I’ve always drifted towards realistic fiction. While my friends in high school were reading Robert Jordan and writing stories about guys named “Xyff,” I was reading Hemingway and writing “gritty” stories about a kid named “Steve Wyler” who spends a summer canoeing with a suicidal girl named “Karen.” Of course, I tried to read and write the kinds of speculative stories my friends liked, but they never hooked me. Even today, I prefer stories about normal people with relatively normal problems.

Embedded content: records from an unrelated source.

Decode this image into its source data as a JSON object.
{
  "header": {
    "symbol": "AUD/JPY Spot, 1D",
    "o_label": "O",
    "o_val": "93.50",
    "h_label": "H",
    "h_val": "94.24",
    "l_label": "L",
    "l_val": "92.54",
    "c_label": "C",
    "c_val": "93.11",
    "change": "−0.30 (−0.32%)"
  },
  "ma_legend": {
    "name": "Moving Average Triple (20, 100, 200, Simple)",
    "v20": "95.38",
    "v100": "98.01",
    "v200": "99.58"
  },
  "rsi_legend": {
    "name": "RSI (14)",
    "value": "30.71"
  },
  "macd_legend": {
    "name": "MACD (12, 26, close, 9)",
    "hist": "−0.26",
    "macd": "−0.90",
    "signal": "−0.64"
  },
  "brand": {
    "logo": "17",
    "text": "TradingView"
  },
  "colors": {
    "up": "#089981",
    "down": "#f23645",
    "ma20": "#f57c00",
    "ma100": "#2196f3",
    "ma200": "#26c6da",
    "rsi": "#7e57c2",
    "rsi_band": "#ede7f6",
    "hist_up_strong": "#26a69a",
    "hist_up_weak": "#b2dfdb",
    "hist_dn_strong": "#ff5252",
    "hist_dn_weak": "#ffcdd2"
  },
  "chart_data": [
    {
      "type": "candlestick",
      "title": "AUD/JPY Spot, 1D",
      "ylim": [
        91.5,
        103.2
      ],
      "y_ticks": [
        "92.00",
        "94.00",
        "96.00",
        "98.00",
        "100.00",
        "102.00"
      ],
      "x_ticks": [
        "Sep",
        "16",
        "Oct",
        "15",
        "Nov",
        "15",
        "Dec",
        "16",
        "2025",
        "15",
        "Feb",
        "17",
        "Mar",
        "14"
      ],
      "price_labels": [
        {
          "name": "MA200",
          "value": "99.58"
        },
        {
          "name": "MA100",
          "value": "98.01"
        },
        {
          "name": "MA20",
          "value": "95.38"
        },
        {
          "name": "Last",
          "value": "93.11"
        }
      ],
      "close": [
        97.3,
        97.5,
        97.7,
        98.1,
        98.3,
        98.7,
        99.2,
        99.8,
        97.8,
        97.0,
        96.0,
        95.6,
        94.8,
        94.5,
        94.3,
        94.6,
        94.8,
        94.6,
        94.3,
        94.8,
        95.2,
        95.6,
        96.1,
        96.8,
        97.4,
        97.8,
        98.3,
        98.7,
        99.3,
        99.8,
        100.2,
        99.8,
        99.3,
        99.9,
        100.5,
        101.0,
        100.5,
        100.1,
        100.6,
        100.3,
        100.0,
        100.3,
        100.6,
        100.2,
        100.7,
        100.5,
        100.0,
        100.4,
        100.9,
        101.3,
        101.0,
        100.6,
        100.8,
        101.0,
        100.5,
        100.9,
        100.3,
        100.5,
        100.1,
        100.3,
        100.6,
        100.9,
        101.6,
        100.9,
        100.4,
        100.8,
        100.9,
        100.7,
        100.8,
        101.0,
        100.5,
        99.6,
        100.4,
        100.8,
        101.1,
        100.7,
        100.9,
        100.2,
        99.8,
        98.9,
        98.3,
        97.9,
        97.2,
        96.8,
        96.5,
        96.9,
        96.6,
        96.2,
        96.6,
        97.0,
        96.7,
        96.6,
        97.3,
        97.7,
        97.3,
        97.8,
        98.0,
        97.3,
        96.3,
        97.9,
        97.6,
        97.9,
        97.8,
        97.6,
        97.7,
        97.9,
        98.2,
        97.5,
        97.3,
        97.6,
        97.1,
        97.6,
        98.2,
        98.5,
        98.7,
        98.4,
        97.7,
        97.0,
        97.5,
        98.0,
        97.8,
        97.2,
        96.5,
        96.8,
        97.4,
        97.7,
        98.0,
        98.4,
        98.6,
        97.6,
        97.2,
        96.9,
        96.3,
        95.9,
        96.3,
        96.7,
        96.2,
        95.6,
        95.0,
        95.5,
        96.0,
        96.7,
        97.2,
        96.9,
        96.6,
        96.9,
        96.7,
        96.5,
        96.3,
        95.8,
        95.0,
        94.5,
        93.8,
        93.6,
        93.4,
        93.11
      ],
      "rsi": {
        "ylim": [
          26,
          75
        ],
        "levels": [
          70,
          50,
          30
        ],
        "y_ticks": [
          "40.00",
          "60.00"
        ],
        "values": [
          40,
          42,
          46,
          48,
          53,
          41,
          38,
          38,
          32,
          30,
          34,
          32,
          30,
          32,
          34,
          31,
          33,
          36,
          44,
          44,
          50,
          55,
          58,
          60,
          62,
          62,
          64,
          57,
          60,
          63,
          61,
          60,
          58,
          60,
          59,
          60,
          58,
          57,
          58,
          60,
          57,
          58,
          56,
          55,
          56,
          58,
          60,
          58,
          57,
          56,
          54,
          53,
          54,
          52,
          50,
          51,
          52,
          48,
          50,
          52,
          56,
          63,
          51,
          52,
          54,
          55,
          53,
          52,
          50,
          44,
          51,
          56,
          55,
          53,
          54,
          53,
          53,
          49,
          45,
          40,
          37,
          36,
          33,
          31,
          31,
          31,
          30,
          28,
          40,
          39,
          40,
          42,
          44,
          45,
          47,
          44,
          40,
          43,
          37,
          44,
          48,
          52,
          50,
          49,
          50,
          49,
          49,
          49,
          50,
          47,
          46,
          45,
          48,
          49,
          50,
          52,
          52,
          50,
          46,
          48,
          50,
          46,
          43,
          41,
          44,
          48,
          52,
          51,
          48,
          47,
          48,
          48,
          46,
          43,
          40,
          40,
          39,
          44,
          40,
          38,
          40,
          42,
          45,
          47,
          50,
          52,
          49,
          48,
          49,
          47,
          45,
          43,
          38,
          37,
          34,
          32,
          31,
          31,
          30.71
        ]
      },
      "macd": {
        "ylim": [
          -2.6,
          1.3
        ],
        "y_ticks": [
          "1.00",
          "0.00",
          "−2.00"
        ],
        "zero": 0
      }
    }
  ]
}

This might make me an exception among Mormon readers. Mormons, after all, love speculative fiction, and there are many fantastic Mormon writers out there who work wonders within the genre. Of course, I’ve heard many theories as to why this is the case. Once, for example, at a conference dedicated to the Twilight series, I heard a panelist argue that Mormons prefer to write fantasy because they can’t face the realities of life. At the same time, she also speculated that Stephenie Meyer has not yet been excommunicated because the Mormon hierarchy wants her tithing money.
Obviously, the panelist who spoke at the Twilight conference based her claims on a rather superficial awareness of Mormonism and what’s going on in Mormon literature. While the best-known names in Mormon literature—Card and Meyer—are science fiction and fantasy writers, I’m not sure their work is typical of Mormon literature in general, which is surprisingly polygeneric. Moreover, I think it’s silly to suggest that speculative fiction, because it’s based on a highly stylized presentation of reality, does not face the realities of life. Such a claim says more about the reader than the genre.
Still, as much as I admire the work of Mormon sf&f authors, I doubt I’ll ever become their avid reader. Part of me feels this way because the stuff I really value—the realistic Mormon fiction—is not getting enough attention. Maybe I’ll change my mind when realistic Mormon fiction starts selling as many copies as the latest Fablehaven novel.